President Eyring blessed the young men and young women that they would feel the love of their Heavenly Father “tonight and always,” that their desire to be true to their covenants with God will increase, and that their determination to follow Jesus Christ will grow and remain with them.
“And I bless you that this experience tonight will stay in your memory like a light and will draw you back to the temple time and time again,” he said.
Elder William R. Walker, Executive Director of the Temple Department, conducted the program prior to the staging of the celebration. Also present were Elder Tad R. Callister of the Presidency of the Seventy, and his wife, Kathryn; Elder Kent F. Richards of the Seventy, and his wife, Marsha; Elder Walker’s wife, Vicki; and President Monson’s daughter, Ann M. Dibb, and her husband, Roger.
Rosanne Tidwell, who was a writer of the script along with Robert Madsen, Richard Madsen and Jason Barney, told the Church News of some of the logistics of staging the cultural celebration. The first thing she mentioned was what it took to bring together 12,000 youth. They divided the youth into six regions and arranged for each region to practice separately in places such as high school football fields. The whole “cast of thousands” met together for the first time on Saturday, Feb. 22.
“It was amazing,” she said as she tried to describe the sight of 12,000 youth filling the soccer fields in view of the temple in the background. “Many of the young men and young women sacrificed time and other activities in order to participate in the celebration.”

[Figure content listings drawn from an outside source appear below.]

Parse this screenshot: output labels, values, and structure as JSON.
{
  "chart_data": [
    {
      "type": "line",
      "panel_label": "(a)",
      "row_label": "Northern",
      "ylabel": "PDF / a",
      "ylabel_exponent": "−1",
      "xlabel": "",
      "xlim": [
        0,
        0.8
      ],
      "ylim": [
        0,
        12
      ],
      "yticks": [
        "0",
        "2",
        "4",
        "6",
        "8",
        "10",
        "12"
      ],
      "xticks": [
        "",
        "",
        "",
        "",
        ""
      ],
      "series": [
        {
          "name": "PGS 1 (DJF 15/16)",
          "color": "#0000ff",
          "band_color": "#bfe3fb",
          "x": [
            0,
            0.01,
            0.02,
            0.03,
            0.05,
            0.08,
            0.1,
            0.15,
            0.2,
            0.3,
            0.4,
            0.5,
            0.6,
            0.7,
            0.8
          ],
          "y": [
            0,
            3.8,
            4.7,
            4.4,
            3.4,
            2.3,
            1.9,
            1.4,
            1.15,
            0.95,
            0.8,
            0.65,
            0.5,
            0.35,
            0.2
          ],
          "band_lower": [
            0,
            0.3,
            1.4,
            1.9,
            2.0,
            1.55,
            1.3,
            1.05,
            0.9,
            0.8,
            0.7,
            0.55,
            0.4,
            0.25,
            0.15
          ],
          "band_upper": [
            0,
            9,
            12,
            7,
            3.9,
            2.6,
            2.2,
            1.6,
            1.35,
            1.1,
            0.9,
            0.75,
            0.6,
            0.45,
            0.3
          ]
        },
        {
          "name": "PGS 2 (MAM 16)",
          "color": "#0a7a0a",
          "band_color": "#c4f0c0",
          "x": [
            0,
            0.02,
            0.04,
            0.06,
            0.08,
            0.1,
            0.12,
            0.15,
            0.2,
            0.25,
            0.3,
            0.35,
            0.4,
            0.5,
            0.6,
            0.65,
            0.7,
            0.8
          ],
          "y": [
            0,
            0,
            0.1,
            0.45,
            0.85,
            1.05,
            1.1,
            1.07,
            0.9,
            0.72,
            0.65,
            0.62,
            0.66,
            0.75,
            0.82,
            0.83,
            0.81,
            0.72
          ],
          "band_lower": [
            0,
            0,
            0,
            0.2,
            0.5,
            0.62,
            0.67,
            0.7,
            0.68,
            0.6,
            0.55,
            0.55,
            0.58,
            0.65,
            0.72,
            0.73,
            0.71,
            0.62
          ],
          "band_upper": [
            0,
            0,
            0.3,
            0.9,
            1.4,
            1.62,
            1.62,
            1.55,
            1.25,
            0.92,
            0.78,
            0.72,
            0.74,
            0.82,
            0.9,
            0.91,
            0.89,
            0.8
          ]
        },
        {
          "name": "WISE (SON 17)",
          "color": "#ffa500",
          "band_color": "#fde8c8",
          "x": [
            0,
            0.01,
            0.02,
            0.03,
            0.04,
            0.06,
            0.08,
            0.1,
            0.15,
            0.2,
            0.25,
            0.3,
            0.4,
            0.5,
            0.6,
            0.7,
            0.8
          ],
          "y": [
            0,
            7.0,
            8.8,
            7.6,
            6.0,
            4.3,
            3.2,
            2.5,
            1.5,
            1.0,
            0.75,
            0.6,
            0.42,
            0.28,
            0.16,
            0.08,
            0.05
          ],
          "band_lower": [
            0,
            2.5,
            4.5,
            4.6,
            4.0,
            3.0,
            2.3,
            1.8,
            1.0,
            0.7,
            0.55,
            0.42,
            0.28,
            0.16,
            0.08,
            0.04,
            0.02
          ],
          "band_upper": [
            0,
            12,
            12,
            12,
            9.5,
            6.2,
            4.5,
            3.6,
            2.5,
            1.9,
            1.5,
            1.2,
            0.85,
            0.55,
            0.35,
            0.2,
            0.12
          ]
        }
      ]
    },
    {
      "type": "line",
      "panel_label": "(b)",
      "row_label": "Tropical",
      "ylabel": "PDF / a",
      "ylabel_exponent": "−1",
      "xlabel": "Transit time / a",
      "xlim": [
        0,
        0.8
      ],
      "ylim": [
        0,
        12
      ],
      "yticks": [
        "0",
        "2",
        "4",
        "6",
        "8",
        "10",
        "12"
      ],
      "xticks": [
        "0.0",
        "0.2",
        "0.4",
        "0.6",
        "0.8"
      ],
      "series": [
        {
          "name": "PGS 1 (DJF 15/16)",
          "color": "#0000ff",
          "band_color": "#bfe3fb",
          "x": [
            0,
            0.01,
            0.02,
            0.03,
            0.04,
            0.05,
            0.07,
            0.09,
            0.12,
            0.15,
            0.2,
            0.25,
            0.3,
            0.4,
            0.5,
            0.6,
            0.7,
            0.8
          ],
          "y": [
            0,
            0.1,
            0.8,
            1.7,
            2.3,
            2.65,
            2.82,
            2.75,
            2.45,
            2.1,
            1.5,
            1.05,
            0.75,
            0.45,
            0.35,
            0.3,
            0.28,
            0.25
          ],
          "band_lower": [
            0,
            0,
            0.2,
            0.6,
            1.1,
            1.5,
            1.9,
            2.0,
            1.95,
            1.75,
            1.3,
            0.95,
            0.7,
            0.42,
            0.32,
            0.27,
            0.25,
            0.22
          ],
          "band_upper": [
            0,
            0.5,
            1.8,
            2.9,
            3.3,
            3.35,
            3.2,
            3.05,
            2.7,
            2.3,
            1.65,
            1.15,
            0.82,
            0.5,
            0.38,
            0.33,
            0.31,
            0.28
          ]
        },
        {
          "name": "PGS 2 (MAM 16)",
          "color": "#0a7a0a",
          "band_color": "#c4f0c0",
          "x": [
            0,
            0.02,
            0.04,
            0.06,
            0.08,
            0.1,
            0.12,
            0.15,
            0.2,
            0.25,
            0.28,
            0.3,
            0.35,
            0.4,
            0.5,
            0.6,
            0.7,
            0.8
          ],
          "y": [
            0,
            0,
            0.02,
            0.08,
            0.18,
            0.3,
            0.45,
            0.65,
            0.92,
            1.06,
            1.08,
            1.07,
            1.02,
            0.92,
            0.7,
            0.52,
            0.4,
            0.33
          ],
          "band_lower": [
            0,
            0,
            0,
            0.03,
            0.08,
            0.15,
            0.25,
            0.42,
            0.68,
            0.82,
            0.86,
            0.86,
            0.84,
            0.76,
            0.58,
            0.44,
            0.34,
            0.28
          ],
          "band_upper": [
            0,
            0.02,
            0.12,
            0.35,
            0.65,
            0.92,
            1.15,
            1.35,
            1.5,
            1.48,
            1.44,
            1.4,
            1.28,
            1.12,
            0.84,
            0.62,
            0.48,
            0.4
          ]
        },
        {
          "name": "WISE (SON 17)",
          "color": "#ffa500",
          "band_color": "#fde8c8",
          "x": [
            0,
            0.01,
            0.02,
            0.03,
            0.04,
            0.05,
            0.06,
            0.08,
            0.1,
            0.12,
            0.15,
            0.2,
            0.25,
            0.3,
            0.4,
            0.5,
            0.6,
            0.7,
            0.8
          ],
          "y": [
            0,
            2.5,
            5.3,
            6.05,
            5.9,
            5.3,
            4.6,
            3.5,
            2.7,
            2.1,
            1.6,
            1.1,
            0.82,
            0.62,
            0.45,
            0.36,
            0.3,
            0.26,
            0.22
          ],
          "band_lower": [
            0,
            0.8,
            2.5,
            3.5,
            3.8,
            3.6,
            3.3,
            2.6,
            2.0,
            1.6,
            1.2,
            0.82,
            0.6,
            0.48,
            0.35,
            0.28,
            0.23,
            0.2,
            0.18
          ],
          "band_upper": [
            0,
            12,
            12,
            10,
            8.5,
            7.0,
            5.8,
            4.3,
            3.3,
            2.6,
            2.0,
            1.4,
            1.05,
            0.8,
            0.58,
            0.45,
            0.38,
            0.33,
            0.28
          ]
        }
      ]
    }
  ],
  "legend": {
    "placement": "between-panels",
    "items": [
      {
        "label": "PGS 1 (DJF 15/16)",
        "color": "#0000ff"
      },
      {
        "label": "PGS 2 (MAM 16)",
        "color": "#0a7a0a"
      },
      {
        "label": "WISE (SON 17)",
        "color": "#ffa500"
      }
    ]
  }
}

She said that the youth, upon hearing forecasts for rain earlier in the week, made a plea to the program’s organizers that the show would go on despite the weather. It went on. Other than having wet hair and drenched clothing, the young people carried out their roles seemingly without missing a beat. Water streamed down their beaming faces. They performed as if the added moisture didn’t bother them. According to Jake Dalton, 12, the rain wasn’t a problem. He described the experience of being in the program as “really fun. It was amazing how I couldn’t really feel we were wet, even though we were soaked.” If the chance came along again to perform in the rain, he said, “I would do it in a minute; I would do it multiple times.”
Caitie Marble, 17, was among fiddlers playing for a hoedown number. She and other musicians saw the rain as an obstacle, “something that could have caused costly damage to my mom’s nicer violin. But I made a commitment to take part, and I wouldn’t miss the experience for anything in the world.
“I was willing to gladly accept any monetary consequence in return to have the opportunity to share my personal excitement and gratitude for the temple through the talents I have been blessed with. So I said a silent prayer and had the time of my life onstage.
“It was an experience I will never forget. Miraculously, there was no harm done to that violin, despite the fact that it was soaked. ...
“I believe that that rain was an outpouring of [the Lord’s] Spirit upon us. I quite literally felt His presence at the celebration.”